Brazil is the largest African nation on Earth in population, with the exception of Nigeria, and more Africans were brought there in the slave trade – which ended in 1889 – than anyplace in the Americas. The brutality of slavery there was unimaginable.

Out of this historical horror was born a so-called “mulata” slave of Afro-European extraction in the state of Minas Gerais in the eighteenth century named Francisca da Silva de Oliveira. In the Brazilian context, she was not exceptional in that regard. But this female was no ordinary slave; for she exhibited an inextinguishable drive for survival and social elevation.
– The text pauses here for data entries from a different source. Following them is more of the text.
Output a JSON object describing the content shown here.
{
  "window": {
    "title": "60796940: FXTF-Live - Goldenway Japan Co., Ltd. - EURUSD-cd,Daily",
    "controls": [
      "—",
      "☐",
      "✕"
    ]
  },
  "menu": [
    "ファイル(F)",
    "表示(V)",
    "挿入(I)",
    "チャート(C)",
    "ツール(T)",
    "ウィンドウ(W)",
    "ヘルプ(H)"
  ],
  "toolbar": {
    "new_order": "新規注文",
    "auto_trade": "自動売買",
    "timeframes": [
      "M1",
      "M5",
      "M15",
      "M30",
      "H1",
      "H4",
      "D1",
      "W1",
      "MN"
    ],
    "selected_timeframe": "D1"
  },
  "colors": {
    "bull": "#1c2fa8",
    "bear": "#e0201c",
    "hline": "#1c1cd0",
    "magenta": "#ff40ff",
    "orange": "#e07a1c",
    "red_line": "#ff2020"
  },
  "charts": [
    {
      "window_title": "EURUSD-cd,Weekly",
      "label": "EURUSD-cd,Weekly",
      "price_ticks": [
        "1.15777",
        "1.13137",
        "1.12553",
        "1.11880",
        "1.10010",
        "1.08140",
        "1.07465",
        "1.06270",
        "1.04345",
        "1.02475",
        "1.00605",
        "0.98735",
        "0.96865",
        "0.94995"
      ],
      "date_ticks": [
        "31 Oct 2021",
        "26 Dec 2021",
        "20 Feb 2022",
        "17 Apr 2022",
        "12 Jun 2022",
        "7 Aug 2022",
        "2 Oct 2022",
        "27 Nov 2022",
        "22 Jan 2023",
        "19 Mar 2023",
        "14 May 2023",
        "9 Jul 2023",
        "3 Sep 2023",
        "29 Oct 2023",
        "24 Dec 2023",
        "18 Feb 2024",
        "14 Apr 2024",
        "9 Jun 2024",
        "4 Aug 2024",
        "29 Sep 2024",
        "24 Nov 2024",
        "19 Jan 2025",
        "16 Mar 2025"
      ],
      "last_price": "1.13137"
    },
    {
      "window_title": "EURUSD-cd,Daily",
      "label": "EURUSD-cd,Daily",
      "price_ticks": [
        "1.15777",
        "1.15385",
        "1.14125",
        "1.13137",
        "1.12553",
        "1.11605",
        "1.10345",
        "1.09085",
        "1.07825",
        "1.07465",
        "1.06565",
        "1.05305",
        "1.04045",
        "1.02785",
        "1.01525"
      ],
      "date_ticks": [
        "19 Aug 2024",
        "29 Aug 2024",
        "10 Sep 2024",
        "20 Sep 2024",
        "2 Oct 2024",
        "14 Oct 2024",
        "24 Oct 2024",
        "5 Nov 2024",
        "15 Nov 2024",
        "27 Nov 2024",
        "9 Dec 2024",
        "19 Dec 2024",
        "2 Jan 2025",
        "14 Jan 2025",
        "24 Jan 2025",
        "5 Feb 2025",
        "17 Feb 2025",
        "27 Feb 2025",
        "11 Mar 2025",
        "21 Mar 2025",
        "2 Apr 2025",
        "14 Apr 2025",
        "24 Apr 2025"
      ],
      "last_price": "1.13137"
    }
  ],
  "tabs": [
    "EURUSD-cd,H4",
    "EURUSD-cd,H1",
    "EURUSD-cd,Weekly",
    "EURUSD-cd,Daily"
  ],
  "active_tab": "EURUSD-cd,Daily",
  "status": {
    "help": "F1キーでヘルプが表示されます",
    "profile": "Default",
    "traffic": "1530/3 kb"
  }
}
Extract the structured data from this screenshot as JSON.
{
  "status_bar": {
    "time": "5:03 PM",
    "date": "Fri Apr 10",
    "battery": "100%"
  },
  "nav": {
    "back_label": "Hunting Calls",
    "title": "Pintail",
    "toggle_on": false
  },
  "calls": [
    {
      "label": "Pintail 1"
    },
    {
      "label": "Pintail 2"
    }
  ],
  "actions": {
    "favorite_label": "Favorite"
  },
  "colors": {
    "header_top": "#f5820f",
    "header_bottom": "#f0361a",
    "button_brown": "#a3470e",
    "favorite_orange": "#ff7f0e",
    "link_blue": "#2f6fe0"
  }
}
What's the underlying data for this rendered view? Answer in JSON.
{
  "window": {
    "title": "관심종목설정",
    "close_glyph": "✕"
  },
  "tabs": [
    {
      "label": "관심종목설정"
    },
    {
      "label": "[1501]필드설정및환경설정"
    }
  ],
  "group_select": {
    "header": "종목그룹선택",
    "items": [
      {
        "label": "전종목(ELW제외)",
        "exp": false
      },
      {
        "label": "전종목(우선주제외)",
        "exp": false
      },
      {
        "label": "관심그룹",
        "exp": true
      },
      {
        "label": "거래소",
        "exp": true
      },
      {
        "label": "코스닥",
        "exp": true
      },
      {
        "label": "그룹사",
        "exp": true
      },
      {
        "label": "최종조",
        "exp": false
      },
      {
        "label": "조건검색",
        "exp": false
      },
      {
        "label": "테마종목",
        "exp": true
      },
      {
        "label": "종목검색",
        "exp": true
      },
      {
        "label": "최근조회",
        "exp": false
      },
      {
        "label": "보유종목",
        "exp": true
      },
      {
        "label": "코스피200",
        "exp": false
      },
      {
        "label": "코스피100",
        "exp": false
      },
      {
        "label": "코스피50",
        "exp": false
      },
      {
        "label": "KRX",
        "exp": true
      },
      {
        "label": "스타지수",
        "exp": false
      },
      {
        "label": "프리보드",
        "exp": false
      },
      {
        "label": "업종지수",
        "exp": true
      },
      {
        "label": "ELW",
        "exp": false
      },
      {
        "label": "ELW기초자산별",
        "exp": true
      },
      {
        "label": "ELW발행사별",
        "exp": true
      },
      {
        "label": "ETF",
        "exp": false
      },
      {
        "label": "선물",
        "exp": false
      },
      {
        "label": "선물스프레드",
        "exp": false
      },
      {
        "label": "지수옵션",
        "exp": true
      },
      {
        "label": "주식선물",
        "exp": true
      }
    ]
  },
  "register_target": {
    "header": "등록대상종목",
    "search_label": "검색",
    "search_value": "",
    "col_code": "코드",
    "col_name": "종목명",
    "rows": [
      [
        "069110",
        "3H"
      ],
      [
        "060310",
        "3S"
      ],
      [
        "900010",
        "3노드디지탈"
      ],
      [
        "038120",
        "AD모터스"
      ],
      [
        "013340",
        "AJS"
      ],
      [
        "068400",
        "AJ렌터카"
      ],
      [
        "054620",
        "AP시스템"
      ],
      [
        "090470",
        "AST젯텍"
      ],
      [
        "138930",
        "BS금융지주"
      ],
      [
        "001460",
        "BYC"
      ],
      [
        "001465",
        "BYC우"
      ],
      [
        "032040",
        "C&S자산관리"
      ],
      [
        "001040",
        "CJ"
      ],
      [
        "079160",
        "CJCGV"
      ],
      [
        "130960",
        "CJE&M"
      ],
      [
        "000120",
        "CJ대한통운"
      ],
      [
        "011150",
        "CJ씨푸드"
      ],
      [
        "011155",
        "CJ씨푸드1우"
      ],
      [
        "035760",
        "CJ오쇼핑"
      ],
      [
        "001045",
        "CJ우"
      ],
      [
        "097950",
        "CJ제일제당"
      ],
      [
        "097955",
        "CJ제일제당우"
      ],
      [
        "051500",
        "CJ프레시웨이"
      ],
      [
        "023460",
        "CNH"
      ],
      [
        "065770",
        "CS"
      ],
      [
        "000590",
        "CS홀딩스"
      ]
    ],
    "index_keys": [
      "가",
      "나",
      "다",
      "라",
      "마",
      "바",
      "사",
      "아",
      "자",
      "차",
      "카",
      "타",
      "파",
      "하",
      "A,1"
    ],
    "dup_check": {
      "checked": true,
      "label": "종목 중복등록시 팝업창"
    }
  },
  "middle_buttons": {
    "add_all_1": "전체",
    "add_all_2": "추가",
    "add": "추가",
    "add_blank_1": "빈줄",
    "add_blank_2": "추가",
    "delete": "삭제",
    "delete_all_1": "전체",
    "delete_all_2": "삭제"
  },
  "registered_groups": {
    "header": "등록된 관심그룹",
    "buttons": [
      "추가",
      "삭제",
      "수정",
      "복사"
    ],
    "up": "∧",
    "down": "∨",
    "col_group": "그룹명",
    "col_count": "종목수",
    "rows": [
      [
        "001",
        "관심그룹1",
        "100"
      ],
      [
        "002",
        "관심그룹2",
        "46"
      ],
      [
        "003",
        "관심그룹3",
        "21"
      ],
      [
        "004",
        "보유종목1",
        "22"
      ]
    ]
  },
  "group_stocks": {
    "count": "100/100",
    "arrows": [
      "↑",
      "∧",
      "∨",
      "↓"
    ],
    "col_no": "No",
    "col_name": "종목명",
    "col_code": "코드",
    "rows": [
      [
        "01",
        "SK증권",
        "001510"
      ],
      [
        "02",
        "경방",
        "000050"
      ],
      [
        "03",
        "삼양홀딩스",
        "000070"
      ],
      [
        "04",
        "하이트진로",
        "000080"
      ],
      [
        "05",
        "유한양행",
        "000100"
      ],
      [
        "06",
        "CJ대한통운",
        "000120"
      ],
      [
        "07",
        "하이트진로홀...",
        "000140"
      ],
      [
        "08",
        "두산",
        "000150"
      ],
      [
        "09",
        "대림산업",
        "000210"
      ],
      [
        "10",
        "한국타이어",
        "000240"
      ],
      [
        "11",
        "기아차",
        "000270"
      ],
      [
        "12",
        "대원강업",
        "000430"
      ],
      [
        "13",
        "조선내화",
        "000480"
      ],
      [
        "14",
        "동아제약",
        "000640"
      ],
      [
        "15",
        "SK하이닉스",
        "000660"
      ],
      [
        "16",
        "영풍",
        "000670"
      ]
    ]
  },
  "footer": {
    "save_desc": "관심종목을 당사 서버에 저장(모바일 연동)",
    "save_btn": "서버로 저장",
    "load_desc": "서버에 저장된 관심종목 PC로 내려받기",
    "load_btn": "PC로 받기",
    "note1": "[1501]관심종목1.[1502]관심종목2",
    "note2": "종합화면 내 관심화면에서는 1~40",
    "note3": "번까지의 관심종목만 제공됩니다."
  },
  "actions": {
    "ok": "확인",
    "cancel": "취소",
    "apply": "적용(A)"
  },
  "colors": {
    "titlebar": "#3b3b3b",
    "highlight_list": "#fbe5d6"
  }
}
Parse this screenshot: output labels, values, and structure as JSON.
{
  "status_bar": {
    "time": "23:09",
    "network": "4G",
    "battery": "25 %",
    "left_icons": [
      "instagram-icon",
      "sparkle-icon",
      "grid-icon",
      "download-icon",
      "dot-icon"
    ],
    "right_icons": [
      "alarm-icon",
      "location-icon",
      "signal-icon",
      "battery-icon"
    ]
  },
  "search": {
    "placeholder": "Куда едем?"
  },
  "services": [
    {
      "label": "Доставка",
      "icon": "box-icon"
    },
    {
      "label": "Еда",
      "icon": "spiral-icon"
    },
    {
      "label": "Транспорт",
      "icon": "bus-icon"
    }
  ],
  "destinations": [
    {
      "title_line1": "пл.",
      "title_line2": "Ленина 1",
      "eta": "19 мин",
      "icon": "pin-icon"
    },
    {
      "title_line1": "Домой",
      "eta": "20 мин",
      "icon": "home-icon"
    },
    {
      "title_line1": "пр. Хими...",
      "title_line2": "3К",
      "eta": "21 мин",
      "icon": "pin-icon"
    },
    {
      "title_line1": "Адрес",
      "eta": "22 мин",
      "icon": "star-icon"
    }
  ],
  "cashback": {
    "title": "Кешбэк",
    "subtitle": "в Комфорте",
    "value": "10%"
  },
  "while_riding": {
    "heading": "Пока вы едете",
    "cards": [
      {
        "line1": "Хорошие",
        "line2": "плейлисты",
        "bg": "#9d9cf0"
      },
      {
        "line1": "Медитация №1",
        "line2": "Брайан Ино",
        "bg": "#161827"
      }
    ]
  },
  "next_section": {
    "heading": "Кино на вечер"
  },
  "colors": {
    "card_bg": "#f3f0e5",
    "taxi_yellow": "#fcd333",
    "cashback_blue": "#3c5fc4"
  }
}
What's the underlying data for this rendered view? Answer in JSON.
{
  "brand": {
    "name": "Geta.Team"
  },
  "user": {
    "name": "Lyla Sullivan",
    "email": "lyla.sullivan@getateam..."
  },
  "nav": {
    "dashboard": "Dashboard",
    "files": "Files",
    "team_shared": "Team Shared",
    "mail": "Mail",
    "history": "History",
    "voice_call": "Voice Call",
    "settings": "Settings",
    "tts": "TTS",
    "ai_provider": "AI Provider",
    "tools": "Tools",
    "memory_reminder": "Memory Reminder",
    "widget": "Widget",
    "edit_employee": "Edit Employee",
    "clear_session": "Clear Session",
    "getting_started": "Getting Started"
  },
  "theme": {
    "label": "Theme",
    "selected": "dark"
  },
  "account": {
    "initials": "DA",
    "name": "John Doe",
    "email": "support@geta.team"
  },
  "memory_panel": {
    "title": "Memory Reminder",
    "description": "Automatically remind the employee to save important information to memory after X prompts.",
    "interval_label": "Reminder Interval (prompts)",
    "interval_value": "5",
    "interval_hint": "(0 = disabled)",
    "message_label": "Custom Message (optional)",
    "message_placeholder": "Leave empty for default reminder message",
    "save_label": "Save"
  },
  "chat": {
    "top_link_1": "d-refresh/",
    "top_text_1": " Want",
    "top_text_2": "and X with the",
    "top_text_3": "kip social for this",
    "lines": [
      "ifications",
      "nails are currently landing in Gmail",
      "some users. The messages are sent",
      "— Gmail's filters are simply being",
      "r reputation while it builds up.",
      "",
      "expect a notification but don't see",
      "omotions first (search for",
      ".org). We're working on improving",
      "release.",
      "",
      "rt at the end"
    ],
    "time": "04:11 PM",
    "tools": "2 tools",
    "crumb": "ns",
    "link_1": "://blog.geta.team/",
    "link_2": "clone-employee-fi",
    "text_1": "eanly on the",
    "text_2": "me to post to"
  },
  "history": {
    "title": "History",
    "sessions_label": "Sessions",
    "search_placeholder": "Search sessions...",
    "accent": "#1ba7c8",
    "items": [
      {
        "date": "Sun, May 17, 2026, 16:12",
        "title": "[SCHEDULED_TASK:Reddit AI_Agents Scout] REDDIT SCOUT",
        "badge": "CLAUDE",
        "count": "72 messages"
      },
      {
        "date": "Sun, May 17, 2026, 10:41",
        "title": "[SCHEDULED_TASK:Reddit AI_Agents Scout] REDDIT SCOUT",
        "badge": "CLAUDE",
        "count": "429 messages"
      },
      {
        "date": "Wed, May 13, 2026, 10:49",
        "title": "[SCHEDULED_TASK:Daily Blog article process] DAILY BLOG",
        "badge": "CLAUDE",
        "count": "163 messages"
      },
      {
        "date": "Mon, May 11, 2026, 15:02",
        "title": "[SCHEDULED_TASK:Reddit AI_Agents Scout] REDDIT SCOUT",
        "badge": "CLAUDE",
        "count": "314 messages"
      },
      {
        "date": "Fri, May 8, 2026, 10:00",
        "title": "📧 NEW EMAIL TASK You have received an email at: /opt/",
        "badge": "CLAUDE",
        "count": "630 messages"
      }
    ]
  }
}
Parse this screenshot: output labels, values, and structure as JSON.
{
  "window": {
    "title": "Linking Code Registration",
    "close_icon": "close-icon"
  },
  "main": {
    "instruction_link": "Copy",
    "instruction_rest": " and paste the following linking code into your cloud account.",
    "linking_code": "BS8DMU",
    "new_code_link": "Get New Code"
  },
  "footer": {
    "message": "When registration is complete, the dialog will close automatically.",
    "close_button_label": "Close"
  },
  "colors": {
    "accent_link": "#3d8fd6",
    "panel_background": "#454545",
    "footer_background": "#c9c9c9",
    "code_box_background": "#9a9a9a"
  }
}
Her path toward freedom was paved in some ways by her long-time, open relationship with her White master, João Fernandes de Oliveira— a judge and diamond mine owner who purchased her – which produced several children. Francisca, who would later be known as Chica (Xica) da Silva, was freed by her master, and went from slave to citizen, becoming a property owner who used her wealth to advance her social standings and that of her daughters, who both became of the Brazilian bourgeoisie and into the Afro-Brazilian religious order of the Macaúbas. Her former owner/lover was forced to return to Portugal after his father died. Without her lover’s protection, the White Brazilian elite moved in for the kill. And this put da Silva and her children’s social status in peril, leaving her to deal with her disputed estate. Unable to fully defend her estate, da Silva relocated to a monastery that was owned by her lover. But another version of history says that she and Oliveira both moved to Portugal to live out their days together in peace.

Though her fame would live on through the centuries, albeit in a stereotypical portrayal of her as an immoral, oversexed vixen to White men, as evidenced, first by the 1976 film by Carlos Diegues, and a popular Latin American 1997 telenova Xica, which is still in rotation around the world.

It would not be accurate to compare her with America’s Harriet Tubman, but da Silva used her status as a freewoman to help her Black sisters, as a godmother, sponsor of newlyweds and a patron of many Afro-Brazilian brotherhoods. As Mariana L.R. Dantas writes in her book, Chica da Silva: A Brazilian Slave of the Eighteenth Century, da Silva’s life, “sheds light on the challenges Black women and their descendants faced in colonial slave societies, as well as the strategies they employed to overcome the limitations gender and racial discrimination imposed on their opportunities for social and economic improvement.”

Chica da Silva was not the only one of her kind, but her boldness, bravery, and social astuteness made her a Brazilian immortal.